The Catholic conference said the measure will "explicitly grant these unions the same status as marriage in state law."
"Marriage is not just any relationship between human beings. Marriage has been established by our Creator in harmony with the nature of man and woman and with its own essential properties and purpose," the conference said in a statement. "The church did not invent marriage and neither has any state.
"No ideology can erase from the human spirit," it continued, "the certainty that marriage exists solely between a man and a woman, who by personal gift, proper and exclusive to themselves, mutually commit to each other in order to cooperate with God in the procreation and upbringing of new human lives."

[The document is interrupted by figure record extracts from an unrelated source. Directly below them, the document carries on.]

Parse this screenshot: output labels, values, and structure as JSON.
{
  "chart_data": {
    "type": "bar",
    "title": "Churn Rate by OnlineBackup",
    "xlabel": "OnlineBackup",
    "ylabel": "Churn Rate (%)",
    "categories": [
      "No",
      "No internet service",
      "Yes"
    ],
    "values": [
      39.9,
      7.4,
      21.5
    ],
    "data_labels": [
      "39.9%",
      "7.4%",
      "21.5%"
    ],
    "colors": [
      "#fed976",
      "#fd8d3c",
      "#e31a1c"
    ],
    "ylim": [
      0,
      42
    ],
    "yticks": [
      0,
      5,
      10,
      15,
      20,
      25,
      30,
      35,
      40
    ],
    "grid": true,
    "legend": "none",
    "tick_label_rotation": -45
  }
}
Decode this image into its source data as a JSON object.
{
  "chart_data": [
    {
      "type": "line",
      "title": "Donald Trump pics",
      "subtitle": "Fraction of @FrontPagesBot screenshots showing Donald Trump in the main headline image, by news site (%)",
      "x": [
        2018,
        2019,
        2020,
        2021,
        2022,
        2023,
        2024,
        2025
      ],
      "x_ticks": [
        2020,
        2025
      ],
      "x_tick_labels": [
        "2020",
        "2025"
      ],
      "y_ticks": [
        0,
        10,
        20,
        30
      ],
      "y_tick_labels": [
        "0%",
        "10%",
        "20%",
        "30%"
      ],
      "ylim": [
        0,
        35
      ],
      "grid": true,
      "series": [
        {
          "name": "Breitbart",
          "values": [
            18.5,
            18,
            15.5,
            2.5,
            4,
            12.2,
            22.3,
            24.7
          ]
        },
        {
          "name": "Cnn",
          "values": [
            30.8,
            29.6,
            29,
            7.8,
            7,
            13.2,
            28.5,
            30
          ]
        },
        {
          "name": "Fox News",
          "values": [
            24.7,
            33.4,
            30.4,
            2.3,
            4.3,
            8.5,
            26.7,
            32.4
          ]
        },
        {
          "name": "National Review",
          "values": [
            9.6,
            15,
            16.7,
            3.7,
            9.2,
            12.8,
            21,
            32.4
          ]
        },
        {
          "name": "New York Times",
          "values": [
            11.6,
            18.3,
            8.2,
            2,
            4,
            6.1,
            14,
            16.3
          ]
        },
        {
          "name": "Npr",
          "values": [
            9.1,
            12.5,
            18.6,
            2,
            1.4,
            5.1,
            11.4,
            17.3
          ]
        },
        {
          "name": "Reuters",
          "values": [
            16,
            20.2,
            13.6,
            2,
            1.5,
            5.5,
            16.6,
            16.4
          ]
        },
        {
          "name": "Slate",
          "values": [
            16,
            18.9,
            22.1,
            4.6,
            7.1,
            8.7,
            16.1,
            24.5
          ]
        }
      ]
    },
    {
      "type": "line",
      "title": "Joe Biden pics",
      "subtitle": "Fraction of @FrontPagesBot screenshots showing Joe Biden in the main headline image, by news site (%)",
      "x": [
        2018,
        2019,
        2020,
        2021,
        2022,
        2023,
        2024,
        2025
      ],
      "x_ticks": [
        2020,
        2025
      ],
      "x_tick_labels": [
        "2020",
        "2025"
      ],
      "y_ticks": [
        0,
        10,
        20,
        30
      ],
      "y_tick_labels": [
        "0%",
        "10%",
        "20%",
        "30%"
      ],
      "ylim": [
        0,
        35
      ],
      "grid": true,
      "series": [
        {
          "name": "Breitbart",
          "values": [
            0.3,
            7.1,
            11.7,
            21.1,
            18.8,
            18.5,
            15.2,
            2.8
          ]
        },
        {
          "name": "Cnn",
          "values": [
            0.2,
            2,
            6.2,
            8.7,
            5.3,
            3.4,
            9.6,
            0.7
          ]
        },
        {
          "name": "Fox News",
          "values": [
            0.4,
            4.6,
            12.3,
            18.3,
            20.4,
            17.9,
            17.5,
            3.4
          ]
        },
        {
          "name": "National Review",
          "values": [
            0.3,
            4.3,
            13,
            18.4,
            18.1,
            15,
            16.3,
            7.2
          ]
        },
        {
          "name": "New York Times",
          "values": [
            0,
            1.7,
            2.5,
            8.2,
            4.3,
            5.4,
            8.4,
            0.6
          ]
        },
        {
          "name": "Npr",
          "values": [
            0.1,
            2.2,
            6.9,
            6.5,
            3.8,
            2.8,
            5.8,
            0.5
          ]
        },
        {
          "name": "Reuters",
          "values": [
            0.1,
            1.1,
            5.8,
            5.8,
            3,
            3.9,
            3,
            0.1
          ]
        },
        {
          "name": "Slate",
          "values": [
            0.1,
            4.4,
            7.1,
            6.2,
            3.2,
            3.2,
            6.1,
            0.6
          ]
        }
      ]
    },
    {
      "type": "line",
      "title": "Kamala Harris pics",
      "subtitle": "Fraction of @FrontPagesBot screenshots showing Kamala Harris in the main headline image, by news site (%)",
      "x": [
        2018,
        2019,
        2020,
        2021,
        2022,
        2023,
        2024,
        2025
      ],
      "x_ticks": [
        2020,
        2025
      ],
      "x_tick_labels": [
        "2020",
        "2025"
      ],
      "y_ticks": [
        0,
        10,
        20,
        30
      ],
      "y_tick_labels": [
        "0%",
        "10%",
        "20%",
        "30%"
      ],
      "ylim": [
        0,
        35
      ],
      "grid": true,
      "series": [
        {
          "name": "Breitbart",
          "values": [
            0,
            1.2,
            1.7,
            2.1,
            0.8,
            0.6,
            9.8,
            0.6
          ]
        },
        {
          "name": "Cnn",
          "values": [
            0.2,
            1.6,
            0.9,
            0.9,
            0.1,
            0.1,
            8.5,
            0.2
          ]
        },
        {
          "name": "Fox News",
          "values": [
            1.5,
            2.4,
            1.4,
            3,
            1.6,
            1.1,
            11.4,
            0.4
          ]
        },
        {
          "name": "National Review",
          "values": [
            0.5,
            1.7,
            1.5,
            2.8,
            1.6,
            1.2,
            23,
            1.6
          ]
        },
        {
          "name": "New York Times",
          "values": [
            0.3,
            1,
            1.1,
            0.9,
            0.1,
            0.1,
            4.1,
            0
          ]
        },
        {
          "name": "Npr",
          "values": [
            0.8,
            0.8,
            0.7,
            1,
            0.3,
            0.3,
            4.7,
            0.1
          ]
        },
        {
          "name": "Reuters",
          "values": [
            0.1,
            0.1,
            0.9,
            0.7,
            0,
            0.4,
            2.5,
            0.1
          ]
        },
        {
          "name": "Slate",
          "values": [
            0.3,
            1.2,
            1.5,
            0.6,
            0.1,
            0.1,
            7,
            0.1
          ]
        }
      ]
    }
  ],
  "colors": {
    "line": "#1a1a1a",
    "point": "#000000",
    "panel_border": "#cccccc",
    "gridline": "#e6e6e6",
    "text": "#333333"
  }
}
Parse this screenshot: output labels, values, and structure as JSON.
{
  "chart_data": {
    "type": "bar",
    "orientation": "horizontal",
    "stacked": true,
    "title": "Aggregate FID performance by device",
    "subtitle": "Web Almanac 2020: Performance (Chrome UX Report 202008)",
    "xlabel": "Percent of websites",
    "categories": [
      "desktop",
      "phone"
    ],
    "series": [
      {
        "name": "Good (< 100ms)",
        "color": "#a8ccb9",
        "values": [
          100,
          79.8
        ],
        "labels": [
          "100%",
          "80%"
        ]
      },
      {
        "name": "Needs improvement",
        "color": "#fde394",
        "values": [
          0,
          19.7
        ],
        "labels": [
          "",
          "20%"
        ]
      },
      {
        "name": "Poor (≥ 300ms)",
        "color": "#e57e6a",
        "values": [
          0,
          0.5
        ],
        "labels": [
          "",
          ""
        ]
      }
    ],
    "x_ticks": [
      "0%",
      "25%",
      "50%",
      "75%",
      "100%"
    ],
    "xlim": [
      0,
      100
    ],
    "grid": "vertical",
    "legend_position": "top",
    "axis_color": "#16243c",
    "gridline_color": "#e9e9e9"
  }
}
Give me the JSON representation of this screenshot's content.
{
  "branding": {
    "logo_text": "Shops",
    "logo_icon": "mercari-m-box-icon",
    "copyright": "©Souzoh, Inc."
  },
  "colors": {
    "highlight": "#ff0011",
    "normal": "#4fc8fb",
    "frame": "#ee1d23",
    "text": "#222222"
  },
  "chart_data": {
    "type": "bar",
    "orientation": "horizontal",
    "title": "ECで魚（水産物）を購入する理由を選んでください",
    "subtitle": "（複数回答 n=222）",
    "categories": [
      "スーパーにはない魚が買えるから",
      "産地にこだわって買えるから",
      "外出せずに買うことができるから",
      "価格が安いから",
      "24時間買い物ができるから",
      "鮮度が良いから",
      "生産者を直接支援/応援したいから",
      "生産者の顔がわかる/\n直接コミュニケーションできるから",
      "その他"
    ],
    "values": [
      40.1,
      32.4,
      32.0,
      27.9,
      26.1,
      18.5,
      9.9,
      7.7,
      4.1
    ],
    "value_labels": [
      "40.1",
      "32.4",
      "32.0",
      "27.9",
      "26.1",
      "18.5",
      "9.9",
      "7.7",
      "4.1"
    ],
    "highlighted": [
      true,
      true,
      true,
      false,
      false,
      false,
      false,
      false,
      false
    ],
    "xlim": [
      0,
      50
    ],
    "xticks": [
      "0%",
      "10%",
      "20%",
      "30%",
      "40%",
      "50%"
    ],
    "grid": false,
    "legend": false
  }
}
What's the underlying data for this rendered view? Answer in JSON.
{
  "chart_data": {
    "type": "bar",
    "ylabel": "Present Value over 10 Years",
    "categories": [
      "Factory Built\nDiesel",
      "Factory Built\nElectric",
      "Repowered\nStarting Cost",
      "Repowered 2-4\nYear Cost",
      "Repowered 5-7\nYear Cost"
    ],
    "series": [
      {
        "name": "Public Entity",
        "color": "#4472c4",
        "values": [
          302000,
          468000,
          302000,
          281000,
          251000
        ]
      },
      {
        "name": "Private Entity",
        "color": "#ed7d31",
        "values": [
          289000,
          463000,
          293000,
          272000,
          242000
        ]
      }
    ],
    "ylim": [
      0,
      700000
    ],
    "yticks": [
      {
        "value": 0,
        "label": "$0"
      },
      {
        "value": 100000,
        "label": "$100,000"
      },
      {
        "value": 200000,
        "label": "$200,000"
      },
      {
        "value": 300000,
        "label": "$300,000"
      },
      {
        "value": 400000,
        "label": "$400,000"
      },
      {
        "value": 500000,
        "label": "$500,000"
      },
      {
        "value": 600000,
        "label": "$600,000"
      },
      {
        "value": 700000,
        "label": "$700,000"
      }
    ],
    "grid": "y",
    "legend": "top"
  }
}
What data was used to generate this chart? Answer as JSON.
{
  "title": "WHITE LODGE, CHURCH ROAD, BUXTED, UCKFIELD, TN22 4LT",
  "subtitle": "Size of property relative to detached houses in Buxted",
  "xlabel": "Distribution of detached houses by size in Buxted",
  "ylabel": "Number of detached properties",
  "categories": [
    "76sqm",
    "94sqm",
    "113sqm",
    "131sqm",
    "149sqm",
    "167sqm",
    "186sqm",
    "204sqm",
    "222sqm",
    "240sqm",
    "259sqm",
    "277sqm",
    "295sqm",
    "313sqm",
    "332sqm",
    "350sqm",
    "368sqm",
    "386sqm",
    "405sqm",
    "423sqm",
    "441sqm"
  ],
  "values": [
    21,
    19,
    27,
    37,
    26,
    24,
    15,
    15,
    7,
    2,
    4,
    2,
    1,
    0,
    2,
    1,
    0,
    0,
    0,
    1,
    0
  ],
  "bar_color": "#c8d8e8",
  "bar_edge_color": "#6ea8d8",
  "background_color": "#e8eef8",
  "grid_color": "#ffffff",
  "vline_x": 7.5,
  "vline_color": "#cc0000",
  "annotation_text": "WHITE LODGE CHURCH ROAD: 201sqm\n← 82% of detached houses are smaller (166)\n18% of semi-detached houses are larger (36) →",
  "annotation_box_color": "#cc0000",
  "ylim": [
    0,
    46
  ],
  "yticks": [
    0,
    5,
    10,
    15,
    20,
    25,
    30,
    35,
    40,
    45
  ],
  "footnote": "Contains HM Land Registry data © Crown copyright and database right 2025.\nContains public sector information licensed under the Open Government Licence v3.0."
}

The conference said that besides essentially redefining marriage, the measure also "contains the potential for a serious conflict with religious liberty," and it urged policymakers to take such concerns seriously and work out "additional conscience protections" in the coming months.
While the bill states that nothing in its wording "should interfere with or regulate the religious practice of any religious body," the conference said that its language "may offer little protection in the context of litigation religious institutions may soon encounter in relation to charitable services, adoption and foster care.
In an earlier statement, the conference said that without "explicit protections for religious liberties," it expected the General Assembly or the courts will soon:
- Require faith-based institutions that provide adoption or foster care services "to place adoptive or foster children with couples who have entered into a same-sex civil union."
- Compel Catholic parishes or agencies that provide social services (including retreats, religious camps, homeless shelters, senior care centers and community centers) to make those services available to individuals in same-sex civil unions.
- Refuse "to protect small employers who do not wish to extend family benefits to employees in a same-sex civil union."
During debate on the bill, State Sen. Heather Steans, a Chicago Democrat, told her fellow lawmakers that passing the measure "makes a statement about the justice for which we stand."
But an opponent of the measure, State Sen. Chris Lauzen, a Republican from Aurora, questioned why lawmakers were focusing on civil unions and not spending their time addressing the state's high unemployment, home foreclosures, a big state debt and severe problems with its social services system.
The Chicago Tribune quoted Lauzen as saying: "We are the incompetent laughingstock of government mismanagement and misplaced priorities, and our one-party [Democratic] leadership spends our time on homosexual civil unions."